Silky nylon fabric developed by DuPont and heavily marketed in the 1970s

Qiana (/kiˈɑːnə/ kee-AH-nə) is a silky nylon fiber developed in 1962 at the DuPont Experimental Station by Stanley Brooke Speck. The fiber was named Qiana when introduced by DuPont in 1968. Initially intended for high-end fashions, it became a popular material in the 1970s for faux-silk men's shirts, displaying bold patterns. The shirts were generally cut tight and included wide collars to fit over the collars of the double-knit suit coats, which were worn popularly to discos.

Qiana is described in U.S. patent 3249591 as a polyamide fabric having improved resilience and silk-like hand, combined with superior wash-wear performance. The polymer is prepared from 4,4'-diaminodicyclohexylmethane and dodecanedioic acid. DuPont registered "QIANA" as a trademark in 1968. The trademark was not maintained and expired in 1992.

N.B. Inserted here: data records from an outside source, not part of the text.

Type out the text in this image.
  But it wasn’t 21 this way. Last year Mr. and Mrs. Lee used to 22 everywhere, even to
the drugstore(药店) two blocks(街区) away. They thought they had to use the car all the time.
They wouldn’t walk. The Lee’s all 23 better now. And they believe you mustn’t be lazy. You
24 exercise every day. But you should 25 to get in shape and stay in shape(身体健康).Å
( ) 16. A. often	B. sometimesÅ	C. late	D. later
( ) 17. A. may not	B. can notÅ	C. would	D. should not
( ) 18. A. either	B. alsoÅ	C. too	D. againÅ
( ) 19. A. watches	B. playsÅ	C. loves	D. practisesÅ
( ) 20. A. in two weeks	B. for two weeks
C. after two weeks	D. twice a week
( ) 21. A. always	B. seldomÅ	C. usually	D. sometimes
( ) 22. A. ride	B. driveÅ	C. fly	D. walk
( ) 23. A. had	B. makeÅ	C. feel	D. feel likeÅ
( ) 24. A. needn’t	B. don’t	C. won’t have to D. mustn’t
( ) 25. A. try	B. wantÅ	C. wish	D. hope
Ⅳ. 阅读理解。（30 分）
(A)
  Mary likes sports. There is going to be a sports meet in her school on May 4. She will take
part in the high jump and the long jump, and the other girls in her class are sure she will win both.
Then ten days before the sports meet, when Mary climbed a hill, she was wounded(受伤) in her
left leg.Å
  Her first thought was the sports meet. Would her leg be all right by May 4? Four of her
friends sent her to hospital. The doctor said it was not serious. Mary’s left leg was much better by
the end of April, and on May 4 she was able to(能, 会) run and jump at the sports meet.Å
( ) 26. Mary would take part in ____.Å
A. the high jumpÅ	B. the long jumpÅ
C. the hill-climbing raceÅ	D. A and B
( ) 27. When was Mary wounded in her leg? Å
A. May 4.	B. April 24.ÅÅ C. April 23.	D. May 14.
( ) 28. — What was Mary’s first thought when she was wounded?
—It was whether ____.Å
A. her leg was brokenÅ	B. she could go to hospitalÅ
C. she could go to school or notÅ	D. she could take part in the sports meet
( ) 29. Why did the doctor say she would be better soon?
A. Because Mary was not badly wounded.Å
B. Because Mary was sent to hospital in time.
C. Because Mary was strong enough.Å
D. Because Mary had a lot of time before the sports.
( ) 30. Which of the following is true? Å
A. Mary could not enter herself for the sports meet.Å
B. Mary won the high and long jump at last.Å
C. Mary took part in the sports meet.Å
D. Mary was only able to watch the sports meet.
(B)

Although the fiber described in the above patent provided "wash and wear" properties because of the chemical composition of the polymer, fabrics from this fiber did not have the aesthetic properties of silk desired in the total Qiana product package. To provide silk-like aesthetics differential shrinkage technology was added to the basic polymer technology wherein half of the fibers in a yarn bundle shrink more than the other half. This technology is described in U.S. Patent # 3,416,302 granted December 17, 1968, to Dr. Robert H. Knospe, assignor to E.I. du Pont de Nemours.